第3章 終わり美味けりゃすべてよし
そんな現実逃避をしている間にも、滞りなく撮影は続けられている……わたしとの。いや、にゃんサマコスプレをしたわたしというのが正しい。
……まあね。たしかに身長低いし金髪ボーイッシュだしお子様体型で女性特有の丸みもなくてひょろっとしてるし青のカラコン愛用しているけれど、にゃんサマに憧れているわけでもなければ真似しているつもりなんてミジンコ程にもなかったんだよ。
着替えた姿を鏡で見て「なにこのドッペル具合ぱねぇ」とかうっかり絶望にも似た感動を覚えたくらいなんだよ。
だから、だからっ………
「そんな目で見ないでくださいやっくん」
「いや、その、すげー似合ってるぞニャンニャン」
フォローになっているようでなってないよ!生温かく見守らないで、優しく肩を叩くのやめて泣きそうになるからっ…。
数少ない仲のいい友であり常識人な夜久くんから情けを頂戴して思わずマジ泣きしそうだ。
「そうそう。笑えよ?ニャーちゃん」
「…『喜べ、この爪の餌食にしてやる』」
このニタニタ笑いを浮かべている胡散臭い男…黒尾くんの顔に本気の猫パンチをお見舞いしてやりたい。

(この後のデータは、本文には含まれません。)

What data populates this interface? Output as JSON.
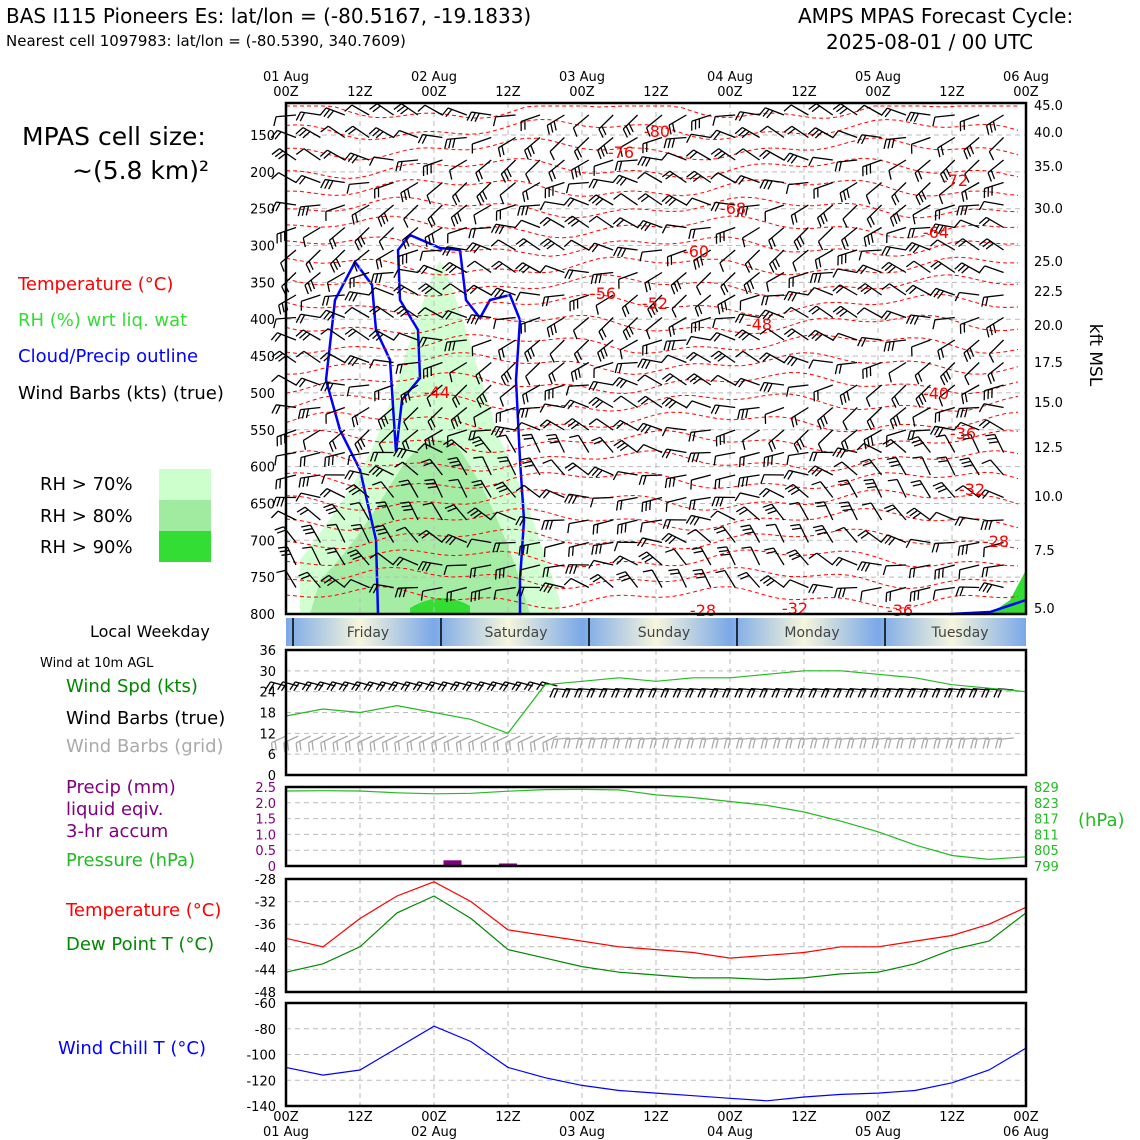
{
  "header": {
    "station_title": "BAS I115 Pioneers Es: lat/lon = (-80.5167, -19.1833)",
    "nearest_cell": "Nearest cell 1097983: lat/lon = (-80.5390, 340.7609)",
    "forecast_title": "AMPS MPAS Forecast Cycle:",
    "forecast_cycle": "2025-08-01 / 00 UTC"
  },
  "left_legend": {
    "cell_size_label": "MPAS cell size:",
    "cell_size_value": "~(5.8 km)²",
    "temperature": "Temperature (°C)",
    "rh": "RH (%) wrt liq. wat",
    "cloud": "Cloud/Precip outline",
    "wind": "Wind Barbs (kts) (true)",
    "rh70": "RH > 70%",
    "rh80": "RH > 80%",
    "rh90": "RH > 90%",
    "weekday_label": "Local Weekday",
    "wind10m_label": "Wind at 10m AGL",
    "wind_spd": "Wind Spd (kts)",
    "wind_barbs_true": "Wind Barbs (true)",
    "wind_barbs_grid": "Wind Barbs (grid)",
    "precip1": "Precip (mm)",
    "precip2": "liquid eqiv.",
    "precip3": "3-hr accum",
    "pressure": "Pressure (hPa)",
    "temp2": "Temperature (°C)",
    "dewpoint": "Dew Point T (°C)",
    "windchill": "Wind Chill T (°C)"
  },
  "colors": {
    "temperature": "#ff0000",
    "rh": "#33dd33",
    "cloud": "#0000ff",
    "wind": "#000000",
    "wind_grid": "#aaaaaa",
    "pressure": "#22bb22",
    "precip": "#800080",
    "dewpoint": "#008800",
    "windchill": "#0000ff",
    "rh70": "#ccffcc",
    "rh80": "#a0eba0",
    "rh90": "#33dd33"
  },
  "chart_data": [
    {
      "type": "heatmap",
      "name": "vertical-profile",
      "y_axis_left": [
        "150",
        "200",
        "250",
        "300",
        "350",
        "400",
        "450",
        "500",
        "550",
        "600",
        "650",
        "700",
        "750",
        "800"
      ],
      "y_axis_right": [
        "45.0",
        "40.0",
        "35.0",
        "30.0",
        "25.0",
        "22.5",
        "20.0",
        "17.5",
        "15.0",
        "12.5",
        "10.0",
        "7.5",
        "5.0"
      ],
      "right_axis_label": "kft MSL",
      "top_ticks_day": [
        "01 Aug",
        "",
        "02 Aug",
        "",
        "03 Aug",
        "",
        "04 Aug",
        "",
        "05 Aug",
        "",
        "06 Aug"
      ],
      "top_ticks_hour": [
        "00Z",
        "12Z",
        "00Z",
        "12Z",
        "00Z",
        "12Z",
        "00Z",
        "12Z",
        "00Z",
        "12Z",
        "00Z"
      ],
      "temperature_labels": [
        "-80",
        "-76",
        "-72",
        "-68",
        "-64",
        "-60",
        "-56",
        "-52",
        "-48",
        "-44",
        "-40",
        "-36",
        "-32",
        "-28",
        "-28",
        "-32",
        "-36"
      ],
      "weekdays": [
        "Friday",
        "Saturday",
        "Sunday",
        "Monday",
        "Tuesday"
      ]
    },
    {
      "type": "line",
      "name": "wind-10m",
      "y_ticks": [
        "36",
        "30",
        "24",
        "18",
        "12",
        "6",
        "0"
      ],
      "ylim": [
        0,
        36
      ],
      "hours": [
        0,
        6,
        12,
        18,
        24,
        30,
        36,
        42,
        48,
        54,
        60,
        66,
        72,
        78,
        84,
        90,
        96,
        102,
        108,
        114,
        120
      ],
      "wind_speed": [
        17,
        19,
        18,
        20,
        18,
        16,
        12,
        26,
        27,
        28,
        27,
        28,
        28,
        29,
        30,
        30,
        29,
        28,
        26,
        25,
        24
      ]
    },
    {
      "type": "bar",
      "name": "precip-pressure",
      "y_ticks_left": [
        "2.5",
        "2.0",
        "1.5",
        "1.0",
        "0.5",
        "0"
      ],
      "y_ticks_right": [
        "829",
        "823",
        "817",
        "811",
        "805",
        "799"
      ],
      "right_unit": "(hPa)",
      "precip_hours": [
        27,
        36
      ],
      "precip_values": [
        0.18,
        0.08
      ],
      "pressure_hours": [
        0,
        6,
        12,
        18,
        24,
        30,
        36,
        42,
        48,
        54,
        60,
        66,
        72,
        78,
        84,
        90,
        96,
        102,
        108,
        114,
        120
      ],
      "pressure_values": [
        827.5,
        827.6,
        827.5,
        826.8,
        826.4,
        826.6,
        827.4,
        828.0,
        828.1,
        827.9,
        826.0,
        825.0,
        823.5,
        822.0,
        819.5,
        816.0,
        812.0,
        807.0,
        803.0,
        801.5,
        802.5
      ]
    },
    {
      "type": "line",
      "name": "temperature-dewpoint",
      "y_ticks": [
        "-28",
        "-32",
        "-36",
        "-40",
        "-44",
        "-48"
      ],
      "ylim": [
        -48,
        -28
      ],
      "hours": [
        0,
        6,
        12,
        18,
        24,
        30,
        36,
        42,
        48,
        54,
        60,
        66,
        72,
        78,
        84,
        90,
        96,
        102,
        108,
        114,
        120
      ],
      "temperature": [
        -38.5,
        -40,
        -35,
        -31,
        -28.5,
        -32,
        -37,
        -38,
        -39,
        -40,
        -40.5,
        -41,
        -42,
        -41.5,
        -41,
        -40,
        -40,
        -39,
        -38,
        -36,
        -33
      ],
      "dewpoint": [
        -44.5,
        -43,
        -40,
        -34,
        -31,
        -35,
        -40.5,
        -42,
        -43.5,
        -44.5,
        -45,
        -45.5,
        -45.5,
        -45.8,
        -45.5,
        -44.8,
        -44.5,
        -43,
        -40.5,
        -39,
        -34
      ]
    },
    {
      "type": "line",
      "name": "wind-chill",
      "y_ticks": [
        "-60",
        "-80",
        "-100",
        "-120",
        "-140"
      ],
      "ylim": [
        -140,
        -60
      ],
      "hours": [
        0,
        6,
        12,
        18,
        24,
        30,
        36,
        42,
        48,
        54,
        60,
        66,
        72,
        78,
        84,
        90,
        96,
        102,
        108,
        114,
        120
      ],
      "wind_chill": [
        -110,
        -116,
        -112,
        -95,
        -78,
        -90,
        -110,
        -118,
        -124,
        -128,
        -130,
        -132,
        -134,
        -136,
        -133,
        -131,
        -130,
        -128,
        -122,
        -112,
        -95
      ],
      "bottom_ticks_hour": [
        "00Z",
        "12Z",
        "00Z",
        "12Z",
        "00Z",
        "12Z",
        "00Z",
        "12Z",
        "00Z",
        "12Z",
        "00Z"
      ],
      "bottom_ticks_day": [
        "01 Aug",
        "",
        "02 Aug",
        "",
        "03 Aug",
        "",
        "04 Aug",
        "",
        "05 Aug",
        "",
        "06 Aug"
      ]
    }
  ]
}
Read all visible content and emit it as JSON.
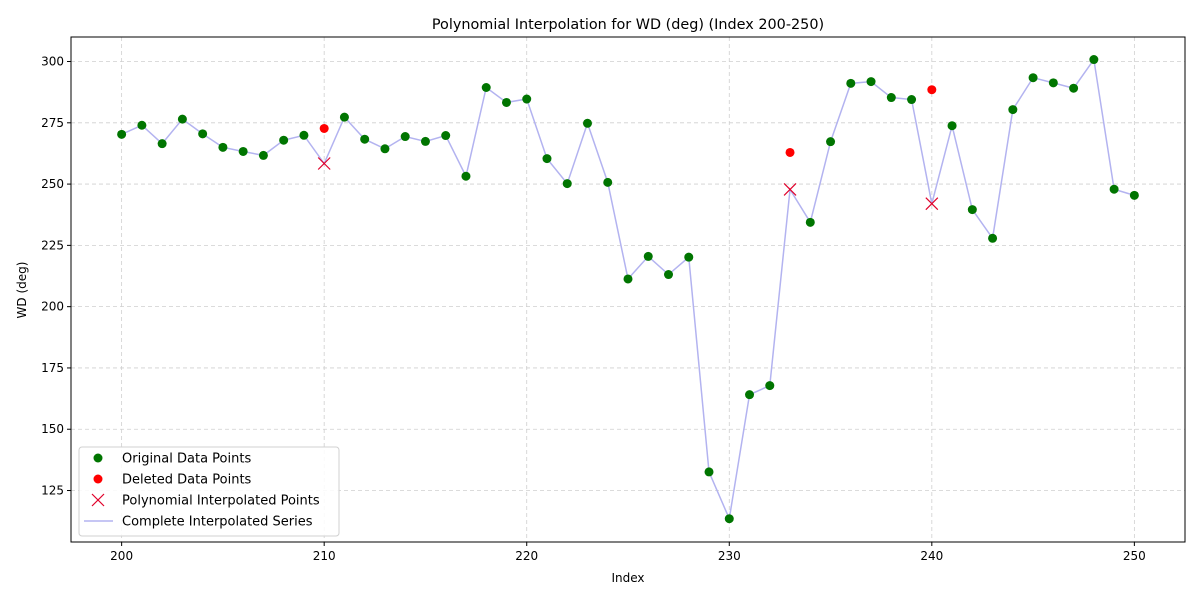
{
  "chart_data": {
    "type": "scatter",
    "title": "Polynomial Interpolation for WD (deg) (Index 200-250)",
    "xlabel": "Index",
    "ylabel": "WD (deg)",
    "xlim": [
      197.5,
      252.5
    ],
    "ylim": [
      104,
      310
    ],
    "xticks": [
      200,
      210,
      220,
      230,
      240,
      250
    ],
    "yticks": [
      125,
      150,
      175,
      200,
      225,
      250,
      275,
      300
    ],
    "grid": true,
    "legend_position": "lower-left",
    "colors": {
      "original": "#007500",
      "deleted": "#ff0000",
      "interpolated": "#e0002a",
      "series_line": "#b3b3f0"
    },
    "series": [
      {
        "name": "Original Data Points",
        "marker": "circle",
        "x": [
          200,
          201,
          202,
          203,
          204,
          205,
          206,
          207,
          208,
          209,
          211,
          212,
          213,
          214,
          215,
          216,
          217,
          218,
          219,
          220,
          221,
          222,
          223,
          224,
          225,
          226,
          227,
          228,
          229,
          230,
          231,
          232,
          234,
          235,
          236,
          237,
          238,
          239,
          241,
          242,
          243,
          244,
          245,
          246,
          247,
          248,
          249,
          250
        ],
        "y": [
          270.3,
          274,
          266.5,
          276.5,
          270.5,
          265,
          263.3,
          261.7,
          267.9,
          269.9,
          277.3,
          268.3,
          264.4,
          269.4,
          267.4,
          269.8,
          253.2,
          289.4,
          283.3,
          284.7,
          260.4,
          250.2,
          274.8,
          250.7,
          211.3,
          220.5,
          213.1,
          220.2,
          132.6,
          113.5,
          164.1,
          167.8,
          234.4,
          267.3,
          291.1,
          291.8,
          285.3,
          284.5,
          273.8,
          239.6,
          227.9,
          280.4,
          293.4,
          291.3,
          289.1,
          300.8,
          247.9,
          245.4
        ]
      },
      {
        "name": "Deleted Data Points",
        "marker": "circle",
        "x": [
          210,
          233,
          240
        ],
        "y": [
          272.7,
          262.9,
          288.5
        ]
      },
      {
        "name": "Polynomial Interpolated Points",
        "marker": "x",
        "x": [
          210,
          233,
          240
        ],
        "y": [
          258.4,
          247.8,
          242
        ]
      },
      {
        "name": "Complete Interpolated Series",
        "marker": "line",
        "x": [
          200,
          201,
          202,
          203,
          204,
          205,
          206,
          207,
          208,
          209,
          210,
          211,
          212,
          213,
          214,
          215,
          216,
          217,
          218,
          219,
          220,
          221,
          222,
          223,
          224,
          225,
          226,
          227,
          228,
          229,
          230,
          231,
          232,
          233,
          234,
          235,
          236,
          237,
          238,
          239,
          240,
          241,
          242,
          243,
          244,
          245,
          246,
          247,
          248,
          249,
          250
        ],
        "y": [
          270.3,
          274,
          266.5,
          276.5,
          270.5,
          265,
          263.3,
          261.7,
          267.9,
          269.9,
          258.4,
          277.3,
          268.3,
          264.4,
          269.4,
          267.4,
          269.8,
          253.2,
          289.4,
          283.3,
          284.7,
          260.4,
          250.2,
          274.8,
          250.7,
          211.3,
          220.5,
          213.1,
          220.2,
          132.6,
          113.5,
          164.1,
          167.8,
          247.8,
          234.4,
          267.3,
          291.1,
          291.8,
          285.3,
          284.5,
          242,
          273.8,
          239.6,
          227.9,
          280.4,
          293.4,
          291.3,
          289.1,
          300.8,
          247.9,
          245.4
        ]
      }
    ]
  }
}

今なら小道具の爪がいい仕事をしてくれることだろう。れっつぱーりぃ!……あ、ゲーム違った。
「ぶっひゃひゃひゃ!り、リアルにゃんサマっ…!」
「『僕の前に跪け』」
仁王立ちで言ってみる。ほんとに貴様そこに直れ、踏んづけてやる。
ちなみに今のもさっきのも戦闘時のにゃんサマの決め台詞だ。
黒尾くんはこちらを指差し腹を抱えて笑っている…そのまま永遠に笑い転げていろ。
にゃんサマの台詞を口にするなり周りがザワついたような気がしなくもないが気にしない、気にしたら負けだ心が折れる。